- A List Apart #251
- Compatibility and IE8 @IEBlog
- Jeremy Keith: “Broken”
- In Defense of Version Targeting
- Microsoft’s Version Targeting Proposal
If you know what all of these places are, care what they have to say, and haven’t read them, do so now. I’ll still be here when you come back.
This approach amounts to, “require Web operators to opt-in if they intend to stick to the latest and greatest.” Five years out, this is going to result in a lot of rendering engine bloat and the bugs that go along with that, but Microsoft has plenty incentive to avoid that without badgering from standards advocate. They probably also have some insitutional memory with respect to solving that problem (though the question of whether or not they put it to use is another matter entirely).
Who wins, who loses
This situation begs a game analysis.
- Good for Microsoft: customers don’t yell so much, and are more likely to accept version upgrades of IE (along with their security benefits)
- Bad for Microsoft: improperly used, the recommended change in practice ultimately leaves Microsoft open to the same charges of deliberate somnolence they faced as a result of letting IE6 rot outright for something like four years: why improve your browser if no-one’s using its features? Given Microsoft’s track record, the possibility of this outcome needs to be taken seriously.
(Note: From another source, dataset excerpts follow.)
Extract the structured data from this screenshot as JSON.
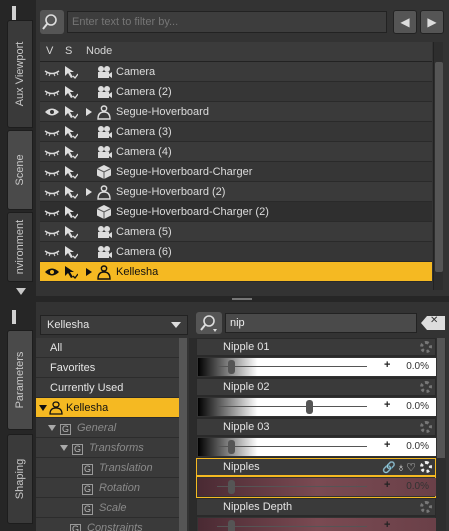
{
  "tabs": {
    "aux_viewport": "Aux Viewport",
    "scene": "Scene",
    "environment": "nvironment",
    "parameters": "Parameters",
    "shaping": "Shaping"
  },
  "scene": {
    "filter_placeholder": "Enter text to filter by...",
    "col_v": "V",
    "col_s": "S",
    "col_node": "Node",
    "rows": [
      {
        "label": "Camera",
        "icon": "camera-icon",
        "eye": "closed",
        "expand": false,
        "selected": false
      },
      {
        "label": "Camera (2)",
        "icon": "camera-icon",
        "eye": "closed",
        "expand": false,
        "selected": false
      },
      {
        "label": "Segue-Hoverboard",
        "icon": "figure-icon",
        "eye": "open",
        "expand": true,
        "selected": false
      },
      {
        "label": "Camera (3)",
        "icon": "camera-icon",
        "eye": "closed",
        "expand": false,
        "selected": false
      },
      {
        "label": "Camera (4)",
        "icon": "camera-icon",
        "eye": "closed",
        "expand": false,
        "selected": false
      },
      {
        "label": "Segue-Hoverboard-Charger",
        "icon": "prop-icon",
        "eye": "closed",
        "expand": false,
        "selected": false
      },
      {
        "label": "Segue-Hoverboard (2)",
        "icon": "figure-icon",
        "eye": "closed",
        "expand": true,
        "selected": false
      },
      {
        "label": "Segue-Hoverboard-Charger (2)",
        "icon": "prop-icon",
        "eye": "closed",
        "expand": false,
        "selected": false
      },
      {
        "label": "Camera (5)",
        "icon": "camera-icon",
        "eye": "closed",
        "expand": false,
        "selected": false
      },
      {
        "label": "Camera (6)",
        "icon": "camera-icon",
        "eye": "closed",
        "expand": false,
        "selected": false
      },
      {
        "label": "Kellesha",
        "icon": "figure-icon",
        "eye": "open",
        "expand": true,
        "selected": true
      }
    ]
  },
  "params": {
    "node_selected": "Kellesha",
    "list": {
      "all": "All",
      "favorites": "Favorites",
      "currently_used": "Currently Used",
      "kellesha": "Kellesha",
      "general": "General",
      "transforms": "Transforms",
      "translation": "Translation",
      "rotation": "Rotation",
      "scale": "Scale",
      "constraints": "Constraints"
    },
    "search_value": "nip",
    "sliders": [
      {
        "label": "Nipple 01",
        "value": "0.0%",
        "style": "gray",
        "active": false
      },
      {
        "label": "Nipple 02",
        "value": "0.0%",
        "style": "gray",
        "active": false
      },
      {
        "label": "Nipple 03",
        "value": "0.0%",
        "style": "gray",
        "active": false
      },
      {
        "label": "Nipples",
        "value": "0.0%",
        "style": "red",
        "active": true
      },
      {
        "label": "Nipples Depth",
        "value": "",
        "style": "red",
        "active": false
      }
    ],
    "slider_knob_fraction": [
      0.06,
      0.47,
      0.06,
      0.06,
      0.06
    ]
  },
  "colors": {
    "accent": "#f5b922",
    "panel": "#333333"
  }
}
- Good for professionals: there will be a mechanism by which developers can avoid passing on sudden and gratuitously fortuitous labor charges because oops! IE was updated and changes were made to the rendering engine
- Bad for professionals: it becomes necessary to keep track of which sites are tethered to which versions of Internet Explorer, which is very close to the outcome WaSP was founded to avoid
- Good for users: version upgrades will no longer result in the entire Web experience going wonky all of a sudden one morning
- Bad for users: sitebuilders and their sponsors now have a perfect crutch for keeping their sites in the Stone Age/li>
Is the good worth the bad?
In the long run, I believe so… especially if guys like me step up to the plate and keep on educating people.